To: None <tech-kern@NetBSD.org>
From: Dieter Baron <dillo@danbala.tuwien.ac.at>
List: tech-kern
Date: 03/13/2007 16:46:46
hi,
> > > You should be able to use vnd with a file vnode backed by a puffs
> > > filesystem (for example, encfs or lzofs). vnd will turn the block ops
> > > into vnops just as it does now, and puffs will forward the vnops.
> >
> > That sounds rather awkward, at least from a user's point of view. I
> > want it to be as simple as
> > $ pubconfig pub0 pub-server-program args
>
> Sure, but you're considering the case of the userspace process dealing
> with a particular file format, like .dmg or vmware .vmdk. That's a
> fine idea, at least for file formats that aren't suitably represented
> as a filesystem (like archives).
Well, for archives, we have puffs/fuse, so no need to support those
with the pub (pass to userland blockdevice) too.

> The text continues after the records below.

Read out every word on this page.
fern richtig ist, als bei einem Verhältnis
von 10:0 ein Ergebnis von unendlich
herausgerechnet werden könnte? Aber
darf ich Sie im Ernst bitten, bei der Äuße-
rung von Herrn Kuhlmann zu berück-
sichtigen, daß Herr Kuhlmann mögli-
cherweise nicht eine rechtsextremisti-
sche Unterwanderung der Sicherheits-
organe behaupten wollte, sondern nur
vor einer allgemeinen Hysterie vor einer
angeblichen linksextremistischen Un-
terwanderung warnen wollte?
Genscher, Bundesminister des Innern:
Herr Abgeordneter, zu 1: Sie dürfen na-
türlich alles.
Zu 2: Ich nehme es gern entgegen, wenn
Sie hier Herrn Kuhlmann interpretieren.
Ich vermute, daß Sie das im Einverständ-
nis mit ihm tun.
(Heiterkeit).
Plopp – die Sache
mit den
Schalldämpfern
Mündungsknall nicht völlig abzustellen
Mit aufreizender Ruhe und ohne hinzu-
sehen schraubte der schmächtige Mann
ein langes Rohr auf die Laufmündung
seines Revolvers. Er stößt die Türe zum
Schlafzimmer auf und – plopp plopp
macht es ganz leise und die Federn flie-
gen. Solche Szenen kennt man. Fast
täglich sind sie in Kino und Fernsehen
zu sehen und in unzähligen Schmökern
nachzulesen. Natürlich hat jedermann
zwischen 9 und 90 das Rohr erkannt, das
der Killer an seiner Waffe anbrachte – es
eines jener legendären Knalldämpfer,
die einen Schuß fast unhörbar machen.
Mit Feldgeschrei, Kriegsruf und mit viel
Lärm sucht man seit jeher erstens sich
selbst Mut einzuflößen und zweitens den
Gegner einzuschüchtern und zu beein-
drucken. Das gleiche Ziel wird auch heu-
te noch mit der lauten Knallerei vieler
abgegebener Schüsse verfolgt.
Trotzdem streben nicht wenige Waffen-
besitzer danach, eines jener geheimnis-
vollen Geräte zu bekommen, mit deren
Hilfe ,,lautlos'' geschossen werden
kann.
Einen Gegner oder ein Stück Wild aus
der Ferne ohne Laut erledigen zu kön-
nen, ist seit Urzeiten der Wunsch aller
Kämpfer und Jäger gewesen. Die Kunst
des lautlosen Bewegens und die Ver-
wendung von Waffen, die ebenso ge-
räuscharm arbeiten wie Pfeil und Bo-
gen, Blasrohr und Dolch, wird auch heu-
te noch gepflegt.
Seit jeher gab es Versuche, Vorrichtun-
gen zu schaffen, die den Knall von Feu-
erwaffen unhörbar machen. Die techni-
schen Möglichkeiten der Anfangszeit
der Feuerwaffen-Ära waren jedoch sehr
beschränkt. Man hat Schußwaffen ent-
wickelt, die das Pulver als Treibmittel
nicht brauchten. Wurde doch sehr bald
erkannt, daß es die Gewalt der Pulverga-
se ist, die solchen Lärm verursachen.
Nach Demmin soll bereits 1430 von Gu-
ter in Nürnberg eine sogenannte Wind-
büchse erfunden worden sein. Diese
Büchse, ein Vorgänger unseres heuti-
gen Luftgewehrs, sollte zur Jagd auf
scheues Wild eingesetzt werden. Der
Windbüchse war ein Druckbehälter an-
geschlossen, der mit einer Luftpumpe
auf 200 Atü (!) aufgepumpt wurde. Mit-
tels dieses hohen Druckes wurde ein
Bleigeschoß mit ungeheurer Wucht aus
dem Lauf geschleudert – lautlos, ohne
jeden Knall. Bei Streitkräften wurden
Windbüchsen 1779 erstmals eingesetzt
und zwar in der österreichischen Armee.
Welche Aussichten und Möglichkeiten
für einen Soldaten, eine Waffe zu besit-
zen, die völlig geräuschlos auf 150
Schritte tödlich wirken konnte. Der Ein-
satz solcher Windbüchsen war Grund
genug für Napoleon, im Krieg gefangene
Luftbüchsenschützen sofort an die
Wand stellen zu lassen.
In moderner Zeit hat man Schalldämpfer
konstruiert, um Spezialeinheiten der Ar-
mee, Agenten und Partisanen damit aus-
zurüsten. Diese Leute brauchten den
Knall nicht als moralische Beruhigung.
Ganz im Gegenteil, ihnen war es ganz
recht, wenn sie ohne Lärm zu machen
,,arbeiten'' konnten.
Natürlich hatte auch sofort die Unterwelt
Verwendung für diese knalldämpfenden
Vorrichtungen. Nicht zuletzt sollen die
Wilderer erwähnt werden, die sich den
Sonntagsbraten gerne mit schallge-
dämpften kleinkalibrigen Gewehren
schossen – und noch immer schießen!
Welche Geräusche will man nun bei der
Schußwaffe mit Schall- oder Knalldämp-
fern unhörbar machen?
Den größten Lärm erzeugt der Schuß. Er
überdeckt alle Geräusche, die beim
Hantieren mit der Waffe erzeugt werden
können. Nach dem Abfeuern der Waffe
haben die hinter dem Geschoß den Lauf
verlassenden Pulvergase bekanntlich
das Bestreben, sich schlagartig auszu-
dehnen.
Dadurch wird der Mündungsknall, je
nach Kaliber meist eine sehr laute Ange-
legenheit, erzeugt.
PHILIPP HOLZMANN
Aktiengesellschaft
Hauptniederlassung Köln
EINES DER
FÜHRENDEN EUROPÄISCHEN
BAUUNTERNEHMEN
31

> The counterpoint is that people might want to host vnd files on all
> kinds of filesystems, perhaps often on network or replicated
> filesystems; you don't want to be writing the network or replication
> code twice, once for vfs and once for vnd.
>
> Of course, you should be able to do both, one on top of the other, if
> it makes sense.
I don't quite understand. Do you mean the file they want to use as
the vnd image is on a replicated/network file system? If so, I'd
expect the user to use a file system to access that file, but that's
orthogonal to the format of the file and accessing its contents.
> > > That being said, for specialised block-device-like formats, maybe a
> > > pass-to-userspace block driver (not via vnd) would be useful too,
> > > rather than going via vfs and back. (ie, the operations passed would
> > > be ops like strategy, start, .., from the block layer).
> >
> > Yes, that's pretty much what I had in mind.
>
> Beware of another limitation: the block layer is basically
> asynchronous, so your userspace process needs to deal with many
> parallel requests. That's fine for the "remote-vnd" interface, but it
> also applies to the userspace process's access to the underlying file,
> once it's done its translation work. Parallel Async IO to a file from
> userspace is currently not especially pretty (there's no AIO, so
> you're pretty much stuck with the hassle of using lots of threads).
Hm, that's bad. Maybe I'll simply add DMG support directly in the
kernel and revisit pub when we have AIO.